The commission has identified Fitbit, Flextronics International Ltd. of San Jose, Calif., and Flextronics Sales & Marketing Ltd. of Port Louis, Mauritius, as respondents in its investigation.

“By instituting this investigation, the U.S. ITC has not yet made any decision on the merits of the case,” the commission noted.

According to the commission, its chief administrative law judge will assign the case to one of the ITC’s administrative law judges, who will schedule and hold an evidentiary hearing.

The ALJ will make an initial determination as to whether there is a violation of section 337; that initial determination is subject to review by the commission.
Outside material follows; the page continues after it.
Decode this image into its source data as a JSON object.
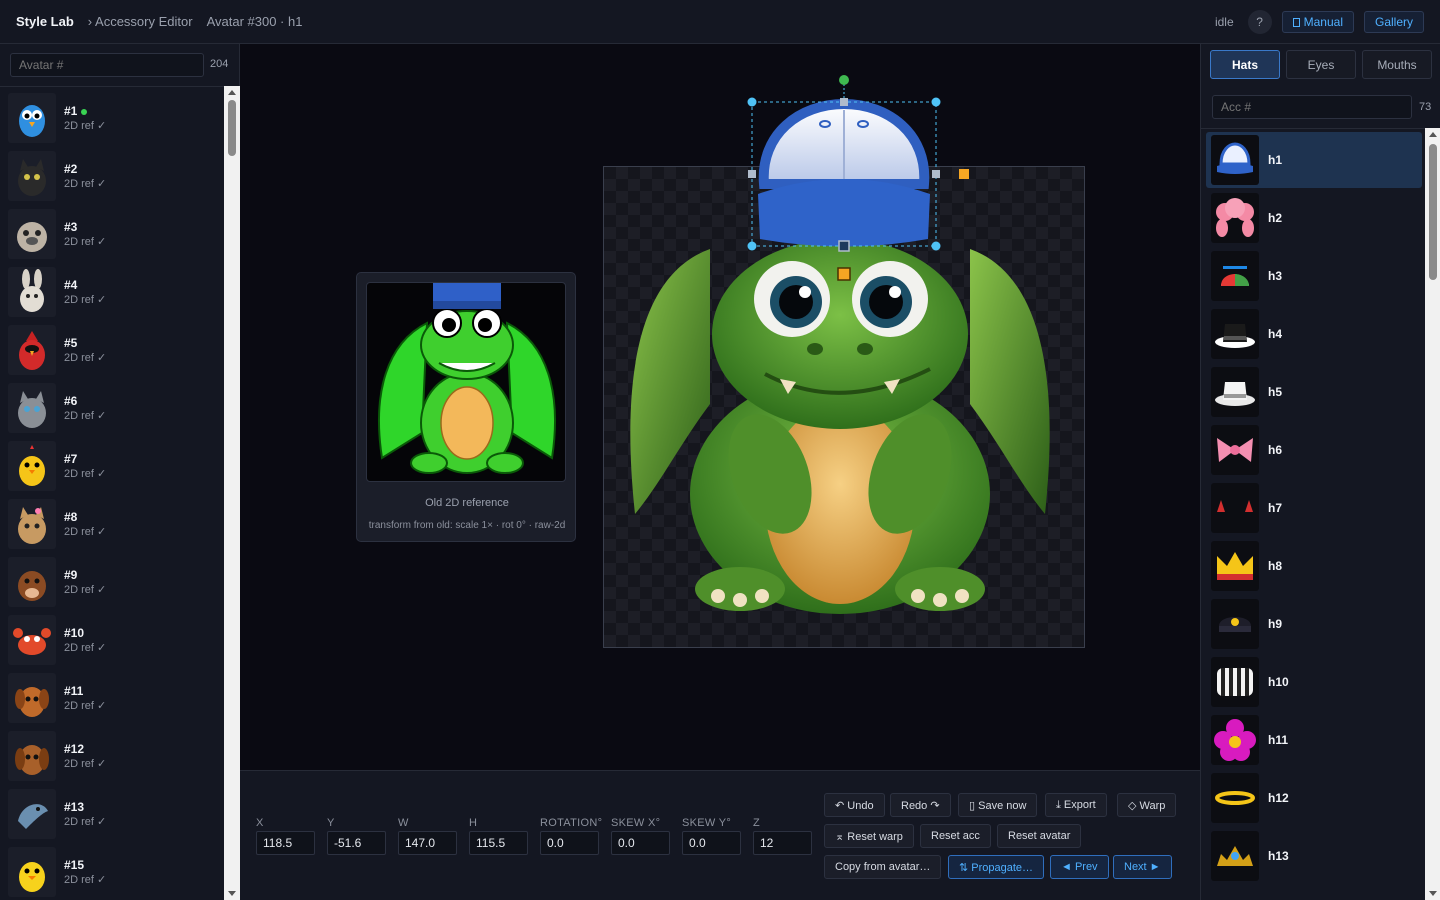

The commission said it will make a final determination in the investigation at the “earliest practicable time.”

In an amended S-1 filing with the U.S. Securities and Exchange Commission in June, Fitbit said if the ITC were to determine that it infringed any of the Jawbone or BodyMedia patents, the commission could issue a preclusion order that would prevent it from importing its products into the U.S. from contract manufacturers outside of the country.

“We intend to vigorously defend these litigation matters and, based on our preliminary review, we believe we have valid defenses with respect to each of these matters,” Fitbit said in the S-1 filing.

Including the ITC complaint, Jawbone has filed three separate legal actions against Fitbit in recent months.

In June, Jawbone alleged in a complaint filed in a California federal court that Fitbit’s product line infringes three of its patents.

In May, Jawbone filed a complaint in a California state court accusing Fitbit of “plundering” confidential information by hiring Jawbone employees.